Hi,

While I've been hanging around in the #pentaho irc channel for a few weeks now, I feel like this question is better suited to the forum medium.


To simplify the presentation of the problem I'm encountering, I'll use the "Sale" analogy.

I have a data warehouse with the following tables:

DIM_DATE (standard date dimension)
--------
date_key int
date_value date
...

DIM_STORE
---------
store_key int
store_name string
hasAnomaly boolean *****
...

FCT_SALES
date_key
store_key
amount


I know how to use Kettle jobs and transformations to populate all these tables. The only problem is the DIM_STORE.hasAnomaly column. The goal of this column is to flag stores with

anomalous sales. The user may then print reports showing only those stores.

To decide wether a store has anomalous sales, I have a complex algorithm involving multiple rules as well as time serie analysis. This algorithm has been coded in Java, and I have the

following API:

interface Sale {
Date getDate();
double getAmount();
int getStoreId();
}

interface ComplexSaleAnomalyDetector {
boolean areSalesAnomalous(Iterable<Sale> sales);
}

This algorithm takes a list of the last 3 years of sales for a given store, and returns the needed information.


My problem is that I don't know how I should go about calling my algorithm from Kettle.


My idea was to do the following:

- Use Kettle jobs/transformations to populate the fact table and update the slowly changing dimensions. The hasAnomaly stays empty for now.

- Now that all the tables are populated, use a kettle step that takes as an input the FCT_SALES table, ordered by store, filtering on the last 3 years

- I now have a stream of all the interesting sales records, ordered by store

- ???? this is the part I'm not sure about

- Call the java method once for each store (grouping the store's sales on the store_key field and using some kind of adapter KettleRecord --> Sale interface )

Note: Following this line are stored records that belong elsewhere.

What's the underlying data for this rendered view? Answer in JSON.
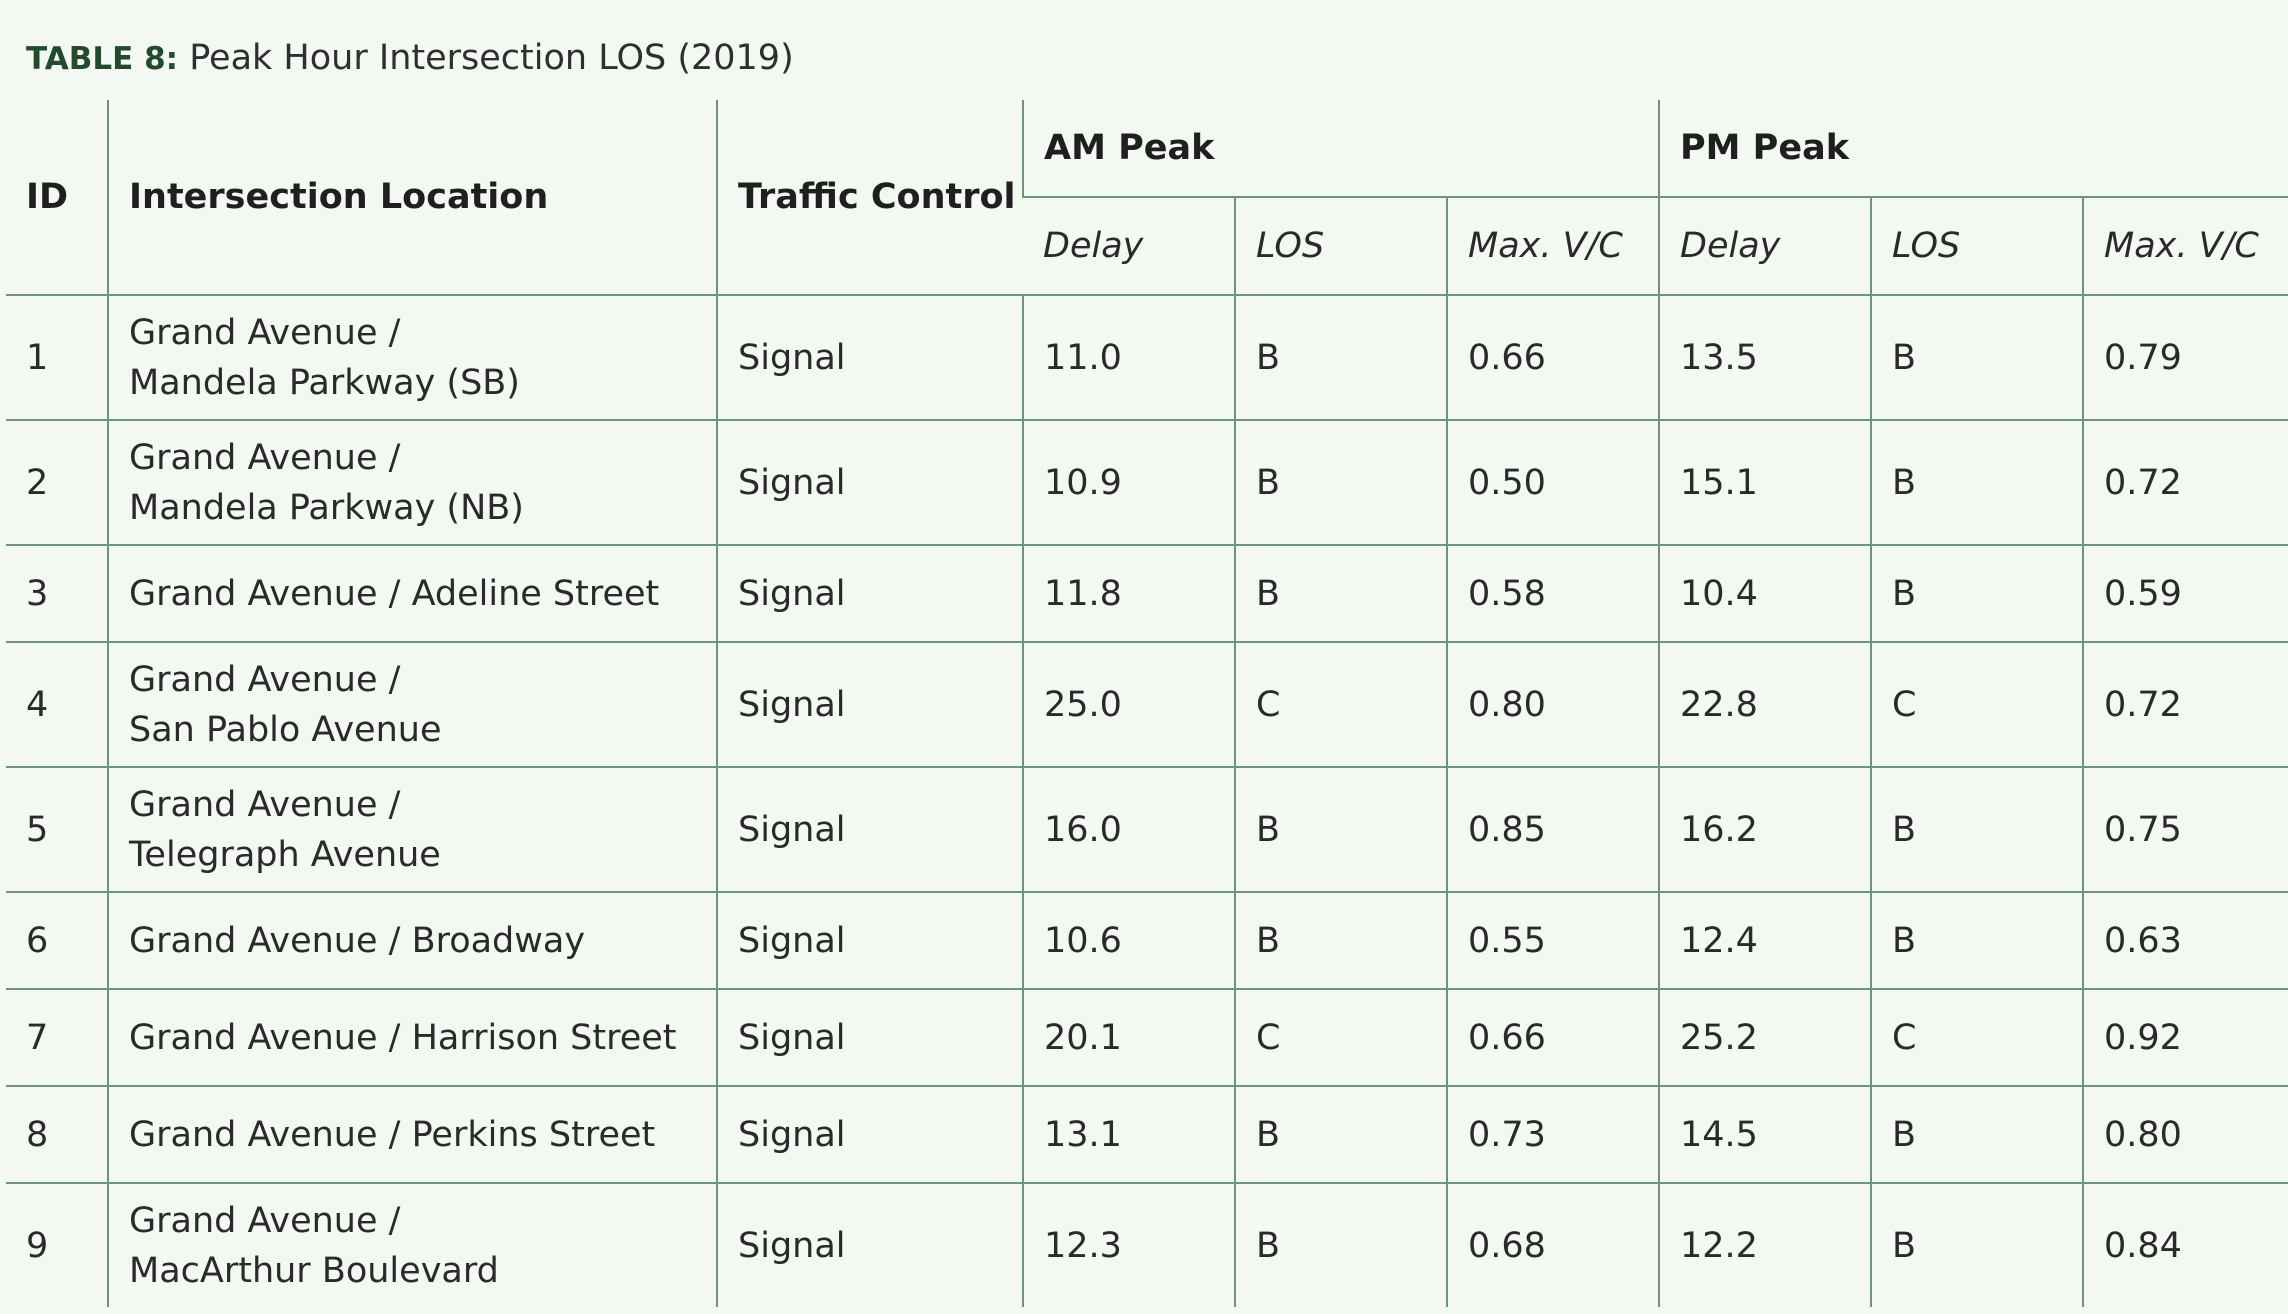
{
  "caption": {
    "label": "TABLE 8:",
    "text": "Peak Hour Intersection LOS (2019)"
  },
  "headers": {
    "id": "ID",
    "location": "Intersection Location",
    "control": "Traffic Control",
    "am": "AM Peak",
    "pm": "PM Peak",
    "delay": "Delay",
    "los": "LOS",
    "vc": "Max. V/C"
  },
  "rows": [
    {
      "id": "1",
      "loc1": "Grand Avenue /",
      "loc2": "Mandela Parkway (SB)",
      "control": "Signal",
      "am_delay": "11.0",
      "am_los": "B",
      "am_vc": "0.66",
      "pm_delay": "13.5",
      "pm_los": "B",
      "pm_vc": "0.79"
    },
    {
      "id": "2",
      "loc1": "Grand Avenue /",
      "loc2": "Mandela Parkway (NB)",
      "control": "Signal",
      "am_delay": "10.9",
      "am_los": "B",
      "am_vc": "0.50",
      "pm_delay": "15.1",
      "pm_los": "B",
      "pm_vc": "0.72"
    },
    {
      "id": "3",
      "loc1": "Grand Avenue / Adeline Street",
      "loc2": "",
      "control": "Signal",
      "am_delay": "11.8",
      "am_los": "B",
      "am_vc": "0.58",
      "pm_delay": "10.4",
      "pm_los": "B",
      "pm_vc": "0.59"
    },
    {
      "id": "4",
      "loc1": "Grand Avenue /",
      "loc2": "San Pablo Avenue",
      "control": "Signal",
      "am_delay": "25.0",
      "am_los": "C",
      "am_vc": "0.80",
      "pm_delay": "22.8",
      "pm_los": "C",
      "pm_vc": "0.72"
    },
    {
      "id": "5",
      "loc1": "Grand Avenue /",
      "loc2": "Telegraph Avenue",
      "control": "Signal",
      "am_delay": "16.0",
      "am_los": "B",
      "am_vc": "0.85",
      "pm_delay": "16.2",
      "pm_los": "B",
      "pm_vc": "0.75"
    },
    {
      "id": "6",
      "loc1": "Grand Avenue / Broadway",
      "loc2": "",
      "control": "Signal",
      "am_delay": "10.6",
      "am_los": "B",
      "am_vc": "0.55",
      "pm_delay": "12.4",
      "pm_los": "B",
      "pm_vc": "0.63"
    },
    {
      "id": "7",
      "loc1": "Grand Avenue / Harrison Street",
      "loc2": "",
      "control": "Signal",
      "am_delay": "20.1",
      "am_los": "C",
      "am_vc": "0.66",
      "pm_delay": "25.2",
      "pm_los": "C",
      "pm_vc": "0.92"
    },
    {
      "id": "8",
      "loc1": "Grand Avenue / Perkins Street",
      "loc2": "",
      "control": "Signal",
      "am_delay": "13.1",
      "am_los": "B",
      "am_vc": "0.73",
      "pm_delay": "14.5",
      "pm_los": "B",
      "pm_vc": "0.80"
    },
    {
      "id": "9",
      "loc1": "Grand Avenue /",
      "loc2": "MacArthur Boulevard",
      "control": "Signal",
      "am_delay": "12.3",
      "am_los": "B",
      "am_vc": "0.68",
      "pm_delay": "12.2",
      "pm_los": "B",
      "pm_vc": "0.84"
    }
  ]
}
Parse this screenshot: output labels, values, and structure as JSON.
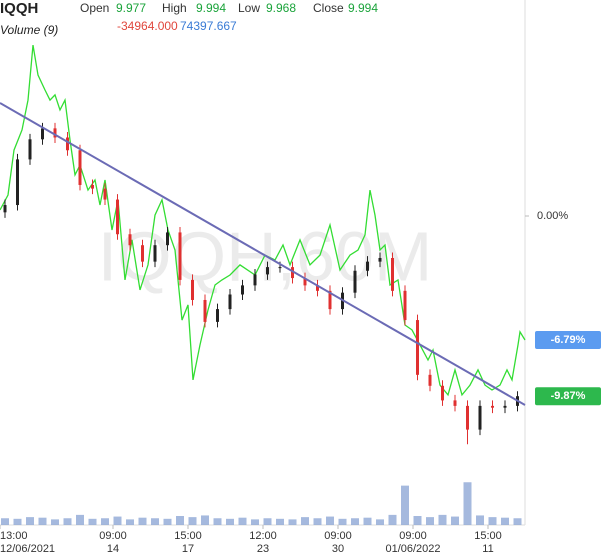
{
  "chart_data": {
    "type": "candlestick",
    "title": "IQQH",
    "watermark": "IQQH,60M",
    "ohlc_legend": [
      {
        "label": "Open",
        "value": 9.977
      },
      {
        "label": "High",
        "value": 9.994
      },
      {
        "label": "Low",
        "value": 9.968
      },
      {
        "label": "Close",
        "value": 9.994
      }
    ],
    "indicator": {
      "name": "Volume (9)",
      "values": [
        {
          "value": -34964,
          "label": "-34964.000"
        },
        74397.667
      ],
      "colors": [
        "#e0463c",
        "#3a7bd5"
      ]
    },
    "xlim": [
      0,
      105
    ],
    "xticks": [
      {
        "value": 0,
        "label": "13:00",
        "date": "12/06/2021"
      },
      {
        "value": 22.6,
        "label": "09:00",
        "date": "14"
      },
      {
        "value": 37.6,
        "label": "15:00",
        "date": "17"
      },
      {
        "value": 52.6,
        "label": "12:00",
        "date": "23"
      },
      {
        "value": 67.6,
        "label": "09:00",
        "date": "30"
      },
      {
        "value": 82.6,
        "label": "09:00",
        "date": "01/06/2022"
      },
      {
        "value": 97.6,
        "label": "15:00",
        "date": "11"
      }
    ],
    "ylim": [
      -14.46,
      11.83
    ],
    "yticks": [
      {
        "value": 0,
        "label": "0.00%"
      }
    ],
    "up_color": "#222222",
    "down_color": "#e03030",
    "candles": {
      "x": [
        1,
        3.5,
        6,
        8.5,
        11,
        13.5,
        16,
        18.5,
        21,
        23.5,
        26,
        28.5,
        31,
        33.5,
        36,
        38.5,
        41,
        43.5,
        46,
        48.5,
        51,
        53.5,
        56,
        58.5,
        61,
        63.5,
        66,
        68.5,
        71,
        73.5,
        76,
        78.5,
        81,
        83.5,
        86,
        88.5,
        91,
        93.5,
        96,
        98.5,
        101,
        103.5
      ],
      "open": [
        0.2,
        0.6,
        3.1,
        4.2,
        4.8,
        4.3,
        3.6,
        1.7,
        1.5,
        0.9,
        -1.0,
        -1.6,
        -2.5,
        -1.6,
        -0.9,
        -3.5,
        -4.6,
        -5.8,
        -5.1,
        -4.3,
        -3.8,
        -3.2,
        -2.8,
        -2.8,
        -3.4,
        -3.8,
        -4.1,
        -5.1,
        -4.2,
        -3.0,
        -2.5,
        -2.3,
        -4.1,
        -5.7,
        -8.7,
        -9.3,
        -10.1,
        -10.4,
        -11.7,
        -10.4,
        -10.5,
        -10.4
      ],
      "high": [
        0.9,
        3.4,
        4.5,
        5.1,
        5.1,
        4.6,
        3.9,
        2.0,
        1.8,
        1.2,
        -0.7,
        -1.3,
        -1.3,
        -0.6,
        -0.6,
        -3.2,
        -4.3,
        -4.8,
        -4.0,
        -3.5,
        -2.9,
        -2.5,
        -2.5,
        -2.5,
        -3.1,
        -3.5,
        -3.8,
        -3.9,
        -2.7,
        -2.2,
        -2.0,
        -2.0,
        -3.8,
        -5.4,
        -8.4,
        -9.0,
        -9.8,
        -10.1,
        -10.1,
        -10.1,
        -10.1,
        -9.6
      ],
      "low": [
        -0.1,
        0.3,
        2.8,
        3.9,
        4.0,
        3.3,
        1.4,
        1.2,
        0.6,
        -1.3,
        -1.9,
        -2.8,
        -2.8,
        -1.9,
        -3.8,
        -4.9,
        -6.1,
        -6.1,
        -5.4,
        -4.6,
        -4.1,
        -3.5,
        -3.1,
        -3.7,
        -4.1,
        -4.4,
        -5.4,
        -5.4,
        -4.5,
        -3.3,
        -2.8,
        -4.4,
        -6.0,
        -9.0,
        -9.6,
        -10.4,
        -10.7,
        -12.5,
        -12.0,
        -10.8,
        -10.8,
        -10.7
      ],
      "close": [
        0.6,
        3.1,
        4.2,
        4.8,
        4.3,
        3.6,
        1.7,
        1.5,
        0.9,
        -1.0,
        -1.6,
        -2.5,
        -1.6,
        -0.9,
        -3.5,
        -4.6,
        -5.8,
        -5.1,
        -4.3,
        -3.8,
        -3.2,
        -2.8,
        -2.8,
        -3.4,
        -3.8,
        -4.1,
        -5.1,
        -4.2,
        -3.0,
        -2.5,
        -2.3,
        -4.1,
        -5.7,
        -8.7,
        -9.3,
        -10.1,
        -10.4,
        -11.7,
        -10.4,
        -10.5,
        -10.4,
        -9.87
      ],
      "volume": [
        60000,
        55000,
        70000,
        65000,
        50000,
        60000,
        90000,
        55000,
        60000,
        75000,
        50000,
        65000,
        60000,
        55000,
        80000,
        70000,
        85000,
        60000,
        55000,
        65000,
        50000,
        60000,
        55000,
        50000,
        70000,
        60000,
        75000,
        55000,
        60000,
        65000,
        50000,
        90000,
        350000,
        80000,
        70000,
        90000,
        75000,
        380000,
        85000,
        70000,
        65000,
        60000
      ],
      "last_label": "-9.87%",
      "last_color": "#2db84d"
    },
    "vlim": [
      0,
      400000
    ],
    "volume_color": "#8fa7d6",
    "comparison": {
      "color": "#33dd33",
      "x": [
        0,
        1.6,
        2.8,
        4.4,
        5.6,
        6.6,
        7.6,
        9,
        10,
        11,
        12,
        13,
        14,
        15,
        16,
        17.6,
        19,
        20,
        21,
        22.4,
        23.6,
        25,
        26.4,
        28,
        29.6,
        31,
        32.4,
        33.6,
        35,
        36.4,
        37.6,
        38.6,
        40,
        41.6,
        43,
        44.4,
        46,
        48,
        51,
        53,
        55,
        56.6,
        58,
        60,
        62,
        64,
        66,
        68,
        70,
        71.6,
        73,
        74,
        75,
        76,
        77,
        78,
        79.6,
        81,
        82.4,
        84,
        85.6,
        86.6,
        88,
        89.6,
        91,
        92.4,
        94,
        95.6,
        97,
        98.4,
        100,
        101.4,
        102.4,
        103.6,
        104,
        105
      ],
      "values": [
        0.33,
        1.15,
        3.61,
        4.71,
        6.35,
        9.36,
        7.72,
        6.9,
        6.35,
        6.63,
        5.81,
        6.35,
        4.16,
        2.25,
        2.79,
        1.42,
        1.97,
        0.6,
        1.97,
        -0.77,
        0.88,
        -3.5,
        -1.31,
        -4.05,
        -2.68,
        0.05,
        0.88,
        -0.77,
        -1.86,
        -5.7,
        -4.87,
        -8.98,
        -7.06,
        -5.15,
        -3.78,
        -3.5,
        -3.23,
        -2.68,
        -3.23,
        -2.14,
        -2.41,
        -1.59,
        -2.68,
        -1.31,
        -2.68,
        -2.14,
        -0.49,
        -2.96,
        -2.14,
        -1.86,
        -1.04,
        1.42,
        0.05,
        -1.86,
        -1.59,
        -3.78,
        -3.5,
        -5.97,
        -6.24,
        -7.06,
        -7.89,
        -7.34,
        -9.26,
        -9.8,
        -8.43,
        -9.8,
        -9.26,
        -8.43,
        -9.26,
        -9.53,
        -9.26,
        -8.43,
        -8.98,
        -7.06,
        -6.35,
        -6.79
      ],
      "last_label": "-6.79%",
      "last_color": "#5b9bf0"
    },
    "trendline": {
      "color": "#6b6bb5",
      "x": [
        0,
        105
      ],
      "values": [
        6.19,
        -10.35
      ]
    }
  }
}
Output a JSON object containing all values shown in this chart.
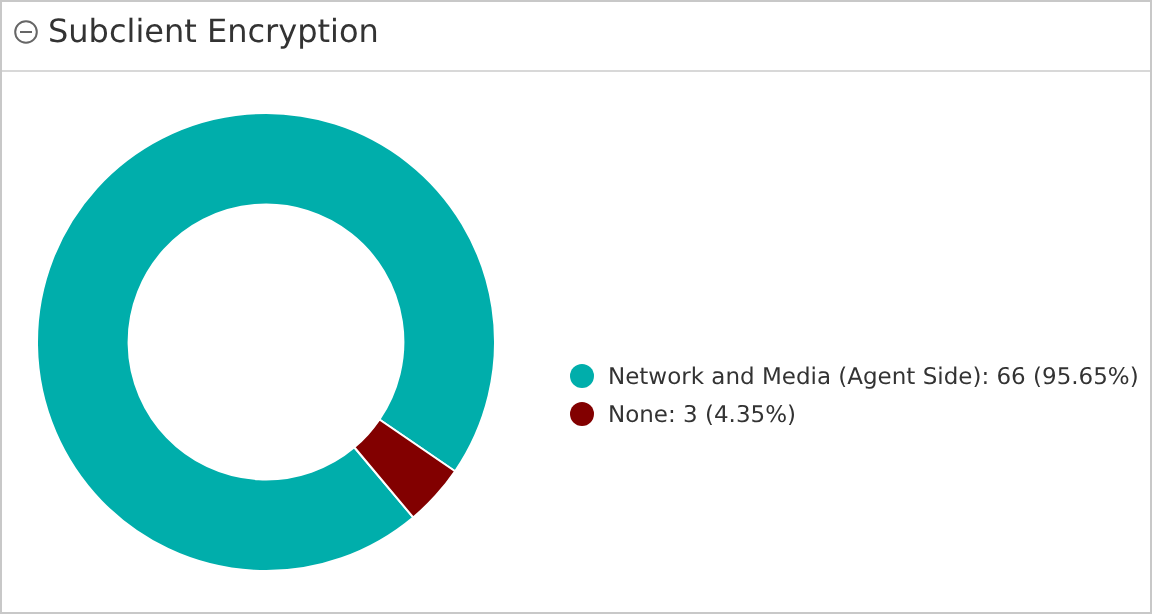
{
  "chart_data": {
    "type": "donut",
    "title": "Subclient Encryption",
    "categories": [
      "Network and Media (Agent Side): 66 (95.65%)",
      "None: 3 (4.35%)"
    ],
    "values": [
      66,
      3
    ],
    "colors": [
      "#00aeab",
      "#820000"
    ],
    "legend": "right"
  }
}
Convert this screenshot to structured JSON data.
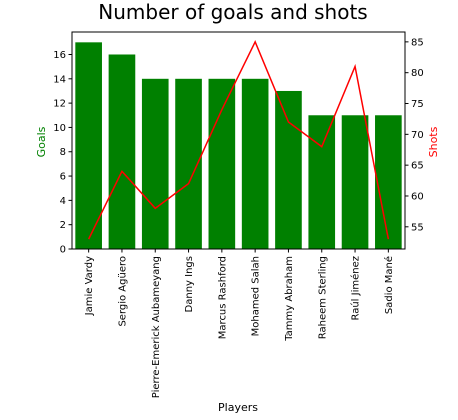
{
  "chart_data": {
    "type": "bar",
    "title": "Number of goals and shots",
    "xlabel": "Players",
    "categories": [
      "Jamie Vardy",
      "Sergio Agüero",
      "Pierre-Emerick Aubameyang",
      "Danny Ings",
      "Marcus Rashford",
      "Mohamed Salah",
      "Tammy Abraham",
      "Raheem Sterling",
      "Raúl Jiménez",
      "Sadio Mané"
    ],
    "series": [
      {
        "name": "Goals",
        "type": "bar",
        "axis": "left",
        "color": "#008000",
        "values": [
          17,
          16,
          14,
          14,
          14,
          14,
          13,
          11,
          11,
          11
        ]
      },
      {
        "name": "Shots",
        "type": "line",
        "axis": "right",
        "color": "#ff0000",
        "values": [
          53,
          64,
          58,
          62,
          74,
          85,
          72,
          68,
          81,
          53
        ]
      }
    ],
    "ylabel_left": "Goals",
    "ylabel_right": "Shots",
    "ylim_left": [
      0,
      17.85
    ],
    "ylim_right": [
      51.4,
      86.6
    ],
    "yticks_left": [
      0,
      2,
      4,
      6,
      8,
      10,
      12,
      14,
      16
    ],
    "yticks_right": [
      55,
      60,
      65,
      70,
      75,
      80,
      85
    ],
    "grid": false
  }
}
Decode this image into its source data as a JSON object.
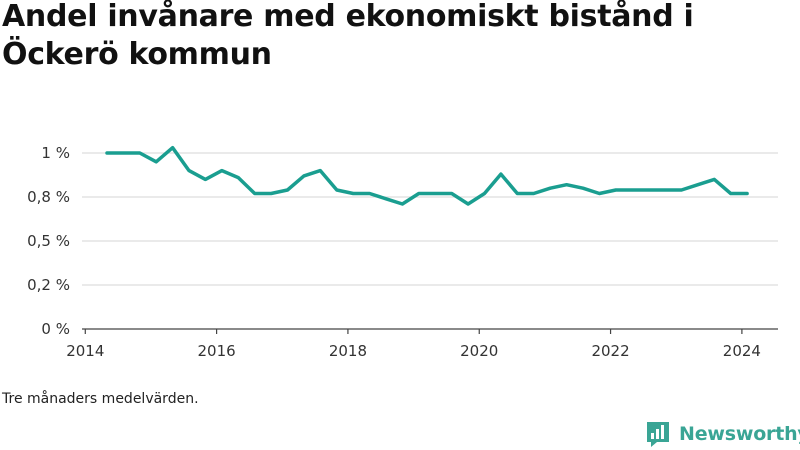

- ??? Find a way to retrieve the result, and update the DIM_STORE table. Ideally, by now, I would have a stream of records of the form [STORE_KEY, HAS_ANOMALY], stripped from all the

sales data (and I would have less records than before)



I am not sure of the best way of doing this. I thought about writing a Kettle plugin that would store all the records until it detects a break in the store_key field, then call my

areSalesAnomalous() method with these records, then repeat until the record stream is empty...

But I'm not sure if that's the right way of solving this. I feel like trying to "artificially group" records in the stream goes against Kettle's design and the idea that records are

handled as a stream, and might cause problem.

Are there better / simpler ways of doing this? Is there a way to group records and pass them to a Java method? Could the new User Defined Java Class step help with this?
If creating a custom plugin is the only way, do you have examples of plugins doing similar things (grouping input rows, then returning a result for each group)?


I'd appreciate any advice / suggestion.

Thanks in advance,

Later in the forums and in #pentaho


PS: I'm french, so sorry if there are any spelling mistakes...